Datasets, Features & Labels
A typical ML dataset can be represented as a matrix \(X\) (rows = samples, columns = features) and a target vector \(y\) (labels).
- Sample / Instance: a single row of data (e.g., one customer, one transaction).
- Feature: an input variable (age, income, number of clicks).
- Label / Target: what we want to predict (price, churn yes/no).
samples
features
labels
tabular data
Training, Validation & Test Sets
We split the dataset to estimate how well our model will perform on unseen data:
- Training set: used to fit the model parameters.

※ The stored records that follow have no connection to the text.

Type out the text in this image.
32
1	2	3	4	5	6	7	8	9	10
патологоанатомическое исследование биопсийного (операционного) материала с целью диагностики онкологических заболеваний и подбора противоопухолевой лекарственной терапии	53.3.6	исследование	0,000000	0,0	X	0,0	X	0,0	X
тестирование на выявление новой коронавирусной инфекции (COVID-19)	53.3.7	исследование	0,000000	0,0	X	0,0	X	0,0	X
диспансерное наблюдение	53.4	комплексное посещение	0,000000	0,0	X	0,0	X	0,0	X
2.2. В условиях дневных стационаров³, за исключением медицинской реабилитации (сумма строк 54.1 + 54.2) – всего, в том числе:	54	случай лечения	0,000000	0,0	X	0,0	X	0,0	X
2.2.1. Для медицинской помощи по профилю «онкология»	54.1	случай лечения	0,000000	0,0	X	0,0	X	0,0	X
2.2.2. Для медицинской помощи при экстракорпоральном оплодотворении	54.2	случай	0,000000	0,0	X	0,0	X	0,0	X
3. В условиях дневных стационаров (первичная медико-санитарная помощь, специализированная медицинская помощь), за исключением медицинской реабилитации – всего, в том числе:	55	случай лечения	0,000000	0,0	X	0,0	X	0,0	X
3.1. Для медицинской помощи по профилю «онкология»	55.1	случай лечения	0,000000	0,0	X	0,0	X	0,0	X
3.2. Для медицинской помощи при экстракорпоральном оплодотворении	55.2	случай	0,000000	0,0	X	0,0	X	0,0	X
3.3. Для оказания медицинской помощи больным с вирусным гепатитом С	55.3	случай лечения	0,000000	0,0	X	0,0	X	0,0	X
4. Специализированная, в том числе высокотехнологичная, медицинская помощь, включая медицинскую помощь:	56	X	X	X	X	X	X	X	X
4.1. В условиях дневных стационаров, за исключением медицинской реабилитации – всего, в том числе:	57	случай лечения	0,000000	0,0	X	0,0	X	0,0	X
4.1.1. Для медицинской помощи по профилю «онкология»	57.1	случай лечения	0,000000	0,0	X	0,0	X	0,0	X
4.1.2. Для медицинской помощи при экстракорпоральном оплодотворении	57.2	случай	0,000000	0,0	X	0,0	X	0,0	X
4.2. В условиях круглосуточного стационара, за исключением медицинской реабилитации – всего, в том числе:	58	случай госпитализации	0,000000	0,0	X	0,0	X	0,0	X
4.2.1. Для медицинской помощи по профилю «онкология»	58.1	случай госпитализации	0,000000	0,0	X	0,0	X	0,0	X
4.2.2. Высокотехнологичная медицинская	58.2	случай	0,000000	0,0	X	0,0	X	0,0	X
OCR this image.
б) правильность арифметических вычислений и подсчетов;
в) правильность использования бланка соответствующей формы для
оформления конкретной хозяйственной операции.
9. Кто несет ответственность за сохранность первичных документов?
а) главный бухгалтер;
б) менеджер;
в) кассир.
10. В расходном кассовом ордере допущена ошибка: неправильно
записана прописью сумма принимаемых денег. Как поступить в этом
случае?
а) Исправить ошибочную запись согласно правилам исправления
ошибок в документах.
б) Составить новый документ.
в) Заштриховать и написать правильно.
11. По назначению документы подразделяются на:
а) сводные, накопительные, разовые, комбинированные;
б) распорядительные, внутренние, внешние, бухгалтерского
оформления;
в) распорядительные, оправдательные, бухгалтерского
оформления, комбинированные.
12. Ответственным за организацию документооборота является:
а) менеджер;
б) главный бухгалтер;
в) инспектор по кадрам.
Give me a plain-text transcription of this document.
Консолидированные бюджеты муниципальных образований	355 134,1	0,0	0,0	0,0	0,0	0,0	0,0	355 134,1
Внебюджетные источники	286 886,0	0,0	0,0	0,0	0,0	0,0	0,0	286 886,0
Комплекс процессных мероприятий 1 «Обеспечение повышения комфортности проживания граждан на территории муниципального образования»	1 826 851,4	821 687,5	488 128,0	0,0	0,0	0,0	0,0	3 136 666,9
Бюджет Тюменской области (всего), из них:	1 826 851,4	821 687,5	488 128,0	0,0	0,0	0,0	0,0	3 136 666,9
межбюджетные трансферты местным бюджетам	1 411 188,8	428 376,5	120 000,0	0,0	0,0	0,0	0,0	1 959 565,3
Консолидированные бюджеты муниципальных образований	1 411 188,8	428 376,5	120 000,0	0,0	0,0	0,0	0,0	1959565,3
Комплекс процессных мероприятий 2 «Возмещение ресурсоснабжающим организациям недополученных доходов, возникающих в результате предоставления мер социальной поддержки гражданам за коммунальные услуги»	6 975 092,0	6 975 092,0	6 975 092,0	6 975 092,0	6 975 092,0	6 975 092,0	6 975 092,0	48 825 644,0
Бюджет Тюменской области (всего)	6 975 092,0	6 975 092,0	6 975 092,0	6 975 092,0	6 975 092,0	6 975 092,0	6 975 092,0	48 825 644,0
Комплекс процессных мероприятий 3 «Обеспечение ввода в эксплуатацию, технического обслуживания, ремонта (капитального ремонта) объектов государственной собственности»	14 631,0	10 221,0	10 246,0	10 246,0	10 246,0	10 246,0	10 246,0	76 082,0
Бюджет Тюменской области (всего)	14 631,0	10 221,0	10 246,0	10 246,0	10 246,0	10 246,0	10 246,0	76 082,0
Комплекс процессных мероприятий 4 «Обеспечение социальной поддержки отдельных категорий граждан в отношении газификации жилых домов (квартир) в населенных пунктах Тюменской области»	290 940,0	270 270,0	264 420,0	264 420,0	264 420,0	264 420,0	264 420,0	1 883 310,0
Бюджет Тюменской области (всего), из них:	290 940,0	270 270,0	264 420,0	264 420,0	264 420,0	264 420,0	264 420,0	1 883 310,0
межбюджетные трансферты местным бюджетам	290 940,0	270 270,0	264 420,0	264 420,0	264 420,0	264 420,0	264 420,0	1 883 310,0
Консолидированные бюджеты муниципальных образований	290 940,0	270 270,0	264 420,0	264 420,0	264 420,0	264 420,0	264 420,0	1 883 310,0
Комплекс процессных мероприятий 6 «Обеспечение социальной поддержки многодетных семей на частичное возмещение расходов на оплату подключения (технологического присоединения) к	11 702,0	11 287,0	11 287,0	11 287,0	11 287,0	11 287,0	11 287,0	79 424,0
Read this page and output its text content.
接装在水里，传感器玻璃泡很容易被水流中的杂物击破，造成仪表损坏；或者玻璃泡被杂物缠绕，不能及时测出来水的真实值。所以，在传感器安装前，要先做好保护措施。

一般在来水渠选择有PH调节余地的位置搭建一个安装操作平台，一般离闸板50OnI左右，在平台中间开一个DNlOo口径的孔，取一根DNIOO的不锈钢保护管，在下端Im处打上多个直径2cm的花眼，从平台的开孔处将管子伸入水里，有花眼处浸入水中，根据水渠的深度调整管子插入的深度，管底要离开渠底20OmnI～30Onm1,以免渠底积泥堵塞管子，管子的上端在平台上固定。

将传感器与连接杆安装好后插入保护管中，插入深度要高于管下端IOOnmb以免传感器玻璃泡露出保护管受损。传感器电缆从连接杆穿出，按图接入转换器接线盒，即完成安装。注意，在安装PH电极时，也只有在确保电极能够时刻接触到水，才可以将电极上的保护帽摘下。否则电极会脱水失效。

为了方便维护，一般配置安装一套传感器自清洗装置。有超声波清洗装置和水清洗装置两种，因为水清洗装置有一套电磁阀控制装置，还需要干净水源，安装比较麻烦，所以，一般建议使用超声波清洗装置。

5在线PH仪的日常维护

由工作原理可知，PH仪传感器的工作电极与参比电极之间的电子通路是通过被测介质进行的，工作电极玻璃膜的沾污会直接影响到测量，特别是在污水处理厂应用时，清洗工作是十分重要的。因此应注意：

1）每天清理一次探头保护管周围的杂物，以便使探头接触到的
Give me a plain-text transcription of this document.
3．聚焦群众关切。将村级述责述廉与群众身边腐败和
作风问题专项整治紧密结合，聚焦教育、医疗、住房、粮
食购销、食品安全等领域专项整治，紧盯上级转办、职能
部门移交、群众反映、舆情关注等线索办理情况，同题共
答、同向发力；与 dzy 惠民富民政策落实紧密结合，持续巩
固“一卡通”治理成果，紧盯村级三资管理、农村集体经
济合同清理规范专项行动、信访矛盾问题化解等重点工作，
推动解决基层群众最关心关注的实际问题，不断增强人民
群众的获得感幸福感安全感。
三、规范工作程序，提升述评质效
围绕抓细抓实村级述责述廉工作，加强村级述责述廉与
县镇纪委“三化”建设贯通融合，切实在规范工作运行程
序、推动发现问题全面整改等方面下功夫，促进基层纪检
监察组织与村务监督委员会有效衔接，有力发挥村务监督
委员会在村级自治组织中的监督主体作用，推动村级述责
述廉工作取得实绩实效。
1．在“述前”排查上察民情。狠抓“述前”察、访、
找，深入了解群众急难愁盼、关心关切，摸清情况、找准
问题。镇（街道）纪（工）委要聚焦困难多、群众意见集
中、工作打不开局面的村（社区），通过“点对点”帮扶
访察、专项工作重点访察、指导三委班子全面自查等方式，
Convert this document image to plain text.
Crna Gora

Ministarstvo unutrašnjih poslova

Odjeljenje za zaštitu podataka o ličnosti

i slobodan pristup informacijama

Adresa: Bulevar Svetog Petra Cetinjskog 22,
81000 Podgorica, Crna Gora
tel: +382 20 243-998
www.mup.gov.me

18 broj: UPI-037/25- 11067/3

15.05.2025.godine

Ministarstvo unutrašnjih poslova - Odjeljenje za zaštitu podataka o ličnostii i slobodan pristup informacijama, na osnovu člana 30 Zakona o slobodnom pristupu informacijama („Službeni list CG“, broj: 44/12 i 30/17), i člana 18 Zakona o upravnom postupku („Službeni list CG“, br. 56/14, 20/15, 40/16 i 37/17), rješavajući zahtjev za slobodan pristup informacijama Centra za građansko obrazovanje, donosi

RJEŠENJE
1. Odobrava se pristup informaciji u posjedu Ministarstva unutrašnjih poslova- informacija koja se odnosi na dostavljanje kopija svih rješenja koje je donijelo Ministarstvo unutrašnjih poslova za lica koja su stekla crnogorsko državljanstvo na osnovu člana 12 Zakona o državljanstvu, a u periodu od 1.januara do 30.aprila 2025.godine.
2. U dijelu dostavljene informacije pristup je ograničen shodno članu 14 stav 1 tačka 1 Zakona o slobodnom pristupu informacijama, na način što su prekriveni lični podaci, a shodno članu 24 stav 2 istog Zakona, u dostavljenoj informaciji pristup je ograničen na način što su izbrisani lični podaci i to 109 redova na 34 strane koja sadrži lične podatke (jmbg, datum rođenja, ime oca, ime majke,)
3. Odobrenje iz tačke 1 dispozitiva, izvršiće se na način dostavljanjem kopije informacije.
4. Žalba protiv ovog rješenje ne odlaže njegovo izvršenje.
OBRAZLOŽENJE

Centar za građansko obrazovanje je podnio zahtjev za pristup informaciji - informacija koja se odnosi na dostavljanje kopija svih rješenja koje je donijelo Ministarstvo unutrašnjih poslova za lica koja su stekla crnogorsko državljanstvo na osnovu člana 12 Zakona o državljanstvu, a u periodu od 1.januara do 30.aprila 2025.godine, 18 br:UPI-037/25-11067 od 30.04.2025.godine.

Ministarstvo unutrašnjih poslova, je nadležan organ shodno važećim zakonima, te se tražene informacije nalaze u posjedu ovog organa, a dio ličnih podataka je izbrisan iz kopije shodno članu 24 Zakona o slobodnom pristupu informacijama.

- Validation set: used for model selection and hyperparameter tuning.
- Test set: used once at the end to report final performance.
Rule of thumb: never use your test data to make modeling decisions. That leads to optimistic and unreliable metrics.
Overfitting vs Underfitting
Models must balance fit and simplicity:
- Underfitting: model is too simple, cannot capture the pattern (high bias).
- Overfitting: model memorizes noise in training data (high variance).
- Just right: low training error and low validation error.
Loss Functions & Evaluation Metrics
During training, we minimize a loss function. After training, we report metrics that are easier to interpret.
- Regression: MSE, RMSE, MAE, \(R^2\).
- Classification: Accuracy, Precision, Recall, F1‑Score, ROC‑AUC.